2. The Credentialing Team: The Quality Control Mechanism

Credentialing roles focus on the meticulous verification and maintenance of individual provider qualifications. This is foundational patient safety work, but anyone who has been in a credentialing function for more than 5 minutes knows that it’s tedious, and often confusing, work.

  • Primary Source Verification (PSV): They exhaustively check licenses, education, training, board certifications, and work history against primary sources.
  • Risk Management: They screen for sanctions, disciplinary actions, and exclusion lists (OIG/SAM) to mitigate legal and public safety risks.
  • Financial Gatekeepers: They handle payer enrollment, which is essential because a provider cannot bill major insurance companies, including Medicare/Medicaid, without proper enrollment—making them direct contributors to financial stability.

3. Provider Data/Network Management (PDM/PNM): The Foundation

These roles handle the strategic, systematic organization of provider information for the entire network. They are responsible for the single source of truth.

  • Centralized Data: Their core task is creating and maintaining a single source of truth for all provider data (credentials, locations, contracts).
  • Network Adequacy: They ensure the network meets regulatory requirements for patient access across specialties and geography.
  • Error Prevention: They implement continuous monitoring to prevent data inconsistencies (e.g., misspelled names, incorrect NPIs, duplicate records) that lead to administrative slowdowns and denied claims.

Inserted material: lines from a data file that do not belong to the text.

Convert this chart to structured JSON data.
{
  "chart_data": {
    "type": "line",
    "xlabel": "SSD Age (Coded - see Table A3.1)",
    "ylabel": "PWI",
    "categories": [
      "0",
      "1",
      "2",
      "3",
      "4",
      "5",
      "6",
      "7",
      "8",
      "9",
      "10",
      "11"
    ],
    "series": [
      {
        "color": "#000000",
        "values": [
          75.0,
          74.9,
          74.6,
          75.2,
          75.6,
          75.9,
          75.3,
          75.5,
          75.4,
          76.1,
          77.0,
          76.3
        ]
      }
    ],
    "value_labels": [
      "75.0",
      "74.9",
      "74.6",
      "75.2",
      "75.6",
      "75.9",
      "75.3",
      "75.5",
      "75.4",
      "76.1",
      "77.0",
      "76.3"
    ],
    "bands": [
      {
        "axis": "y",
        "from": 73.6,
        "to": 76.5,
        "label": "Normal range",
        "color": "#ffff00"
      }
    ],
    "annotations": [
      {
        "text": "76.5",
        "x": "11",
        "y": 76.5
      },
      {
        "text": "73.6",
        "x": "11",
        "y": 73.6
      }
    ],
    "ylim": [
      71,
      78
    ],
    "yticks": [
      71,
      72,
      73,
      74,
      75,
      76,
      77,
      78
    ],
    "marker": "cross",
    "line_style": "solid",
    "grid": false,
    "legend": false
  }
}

The Core of the Disconnect

The biggest reason these functions operate in silos is that they historically rely on separate workflows, separate software, and separate staff.

  • The Credentialing team is focused on compliance and the individual provider file.
  • The PDM team is focused on cleaning and standardizing data.
  • The Quality team only checks in when metrics are low or when an audit demands a quick view into verified credentials.

This siloed approach misses a crucial opportunity:

Functional Overlap and Shared Purpose

Function Overlap Point Shared Responsibility
Credentialing & PDM Provider Identity Data PDM provides the clean, centralized, and secure provider information that Credentialing verifies and updates. Credentialing feeds verified data back into the PDM system.
Credentialing & Quality Verification as Quality Control Credentialing's process of verifying licenses and training acts as a foundational quality screen to ensure patients only receive care from qualified providers.
PDM & Quality Network and Performance Data PDM tracks the provider's lifecycle, while Quality relies on this data to monitor performance, assess network adequacy, and align incentives for better patient outcomes.

The Shared Purpose: Safe Care and Stable Revenue

Ultimately, all three functions share a collective goal that centers on patient safety and financial health. The modern healthcare organization must recognize that quality starts with credentialing.

  1. Patient Safety and Outcomes: Ensuring qualified providers (Credentialing) are in the network (PDM/PNM) and following best practices (Quality).
  2. Revenue Cycle Integrity: Accelerating onboarding and providing accurate data for billing to reduce costly, revenue-losing denied claims.
  3. End-to-End Compliance: Tracking credentials, exclusions, and network requirements to ensure continuous compliance and mitigate legal risk across the board.

The time I spent at the NCQA summit affirmed my belief that the future of high-quality healthcare depends on knocking down these silos. By leveraging modern, centralized technology, organizations can merge the Credentialing/PDM functions, giving the Quality team the real-time, trustworthy data they need not just for the audit, but to drive better patient outcomes every single day.